Тут Зибенкэз, чтобы охладить взволнованность, чужую и свою собственную, сообщил, что уже сам все сделал и что рентмейстеру посланы надлежащие inhibitoriales. Штиблет радостно щелкнул языком и одобрительно кивнул головой; ибо, несмотря на то, что носитель высокого чина был для него вице-королем Христа, граф — полубогом, а император — целым богом, даже один-единственный смертный грех, совершенный кем-либо из них, стоил бы ему всей согбенной преданности советника, а против золотоносной и даже венценосной особы, дерзнувшей нарушить правила латинской грамматики, он, не долго думая, восстал бы в целой латинской пасхальной программе: светский человек обладает гордой осанкой и приниженной душой, но ученый человек часто не обладает ни тем, ни другим.

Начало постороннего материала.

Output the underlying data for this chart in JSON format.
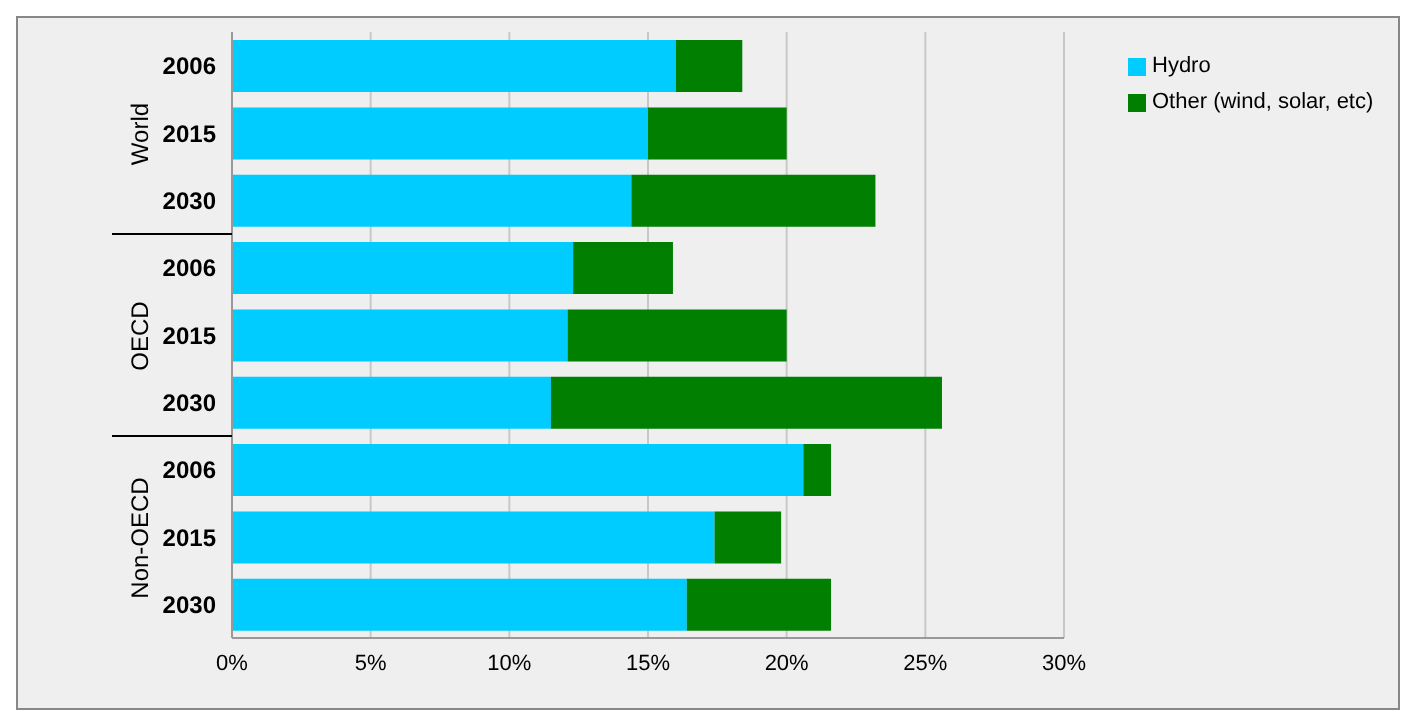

Последние тучки тревог Ленетты окончательно рассеялись, когда она услышала о том, что доступ в ее комнату прегражден рентмейстеру бумажным засовом и рогаткой. «Значит, ему досталось, чтобы он не смел ко мне приставать? Слава тебе, Иисусе! Так ему и надо, вечно лгущу и предающу» — сказала Ленетта. — «Так в сущности не говорят, за исключением безграмотных, госпожа адвокатша, ибо неправильные глаголы „ползать“, „лгать“, „проливать“, „благоухать“, „увлекать“, в качестве Verba anomalia, имеют в причастии „ползущий“, „лгущий“, „предающий“ и т. д., которые нашими компетентными грамматистами склоняются, то есть флектируются, совершенно правильно (лишь стихотворцы, по своему непохвальному обыкновению, увы, грешат и здесь), — а посему разумно будет говорить о лгущем, ползущем, предающем, поскольку речь идет о настоящем времени».
«Ах, оставьте моей милой аугспуржанке, — сказал Зибенкэз? — ее лютеровские флексии; право, она умиляет меня ими, подобными неправильными глаголами; ведь это Шмалькальденские статьи из Аугспургского исповедания». — Тут она ласково притянула ухо мужа к своему рту и сказала: «Что мне приготовить на ужин? — Кстати, объяснил бы ты господину, что я не хотела сказать ничего плохого. И, пожалуйста, милый Фирмиан, когда я выйду из комнаты, спроси господина (ведь он — духовная особа), дозволено ли такое супружество, как наше, священным писанием». Он задал этот вопрос немедленно; Штиблет ответил с расстановкой: «Если бы даже принять в соображение лишь пример Лии, которая анонимно, под псевдонимом Рахили, была уже в брачную ночь подсунута Якову и супружество которой Библия признала законным, то для нас этого было бы вполне достаточно; кроме того, спрашивается, кто меняется кольцами, имена или тела? И разве цель брака может быть осуществлена лишь именем?» — За это консисторское разъяснение Ленетта его поблагодарила тем, что обратила к нему просиявшее лицо и полный смиренной признательности взор.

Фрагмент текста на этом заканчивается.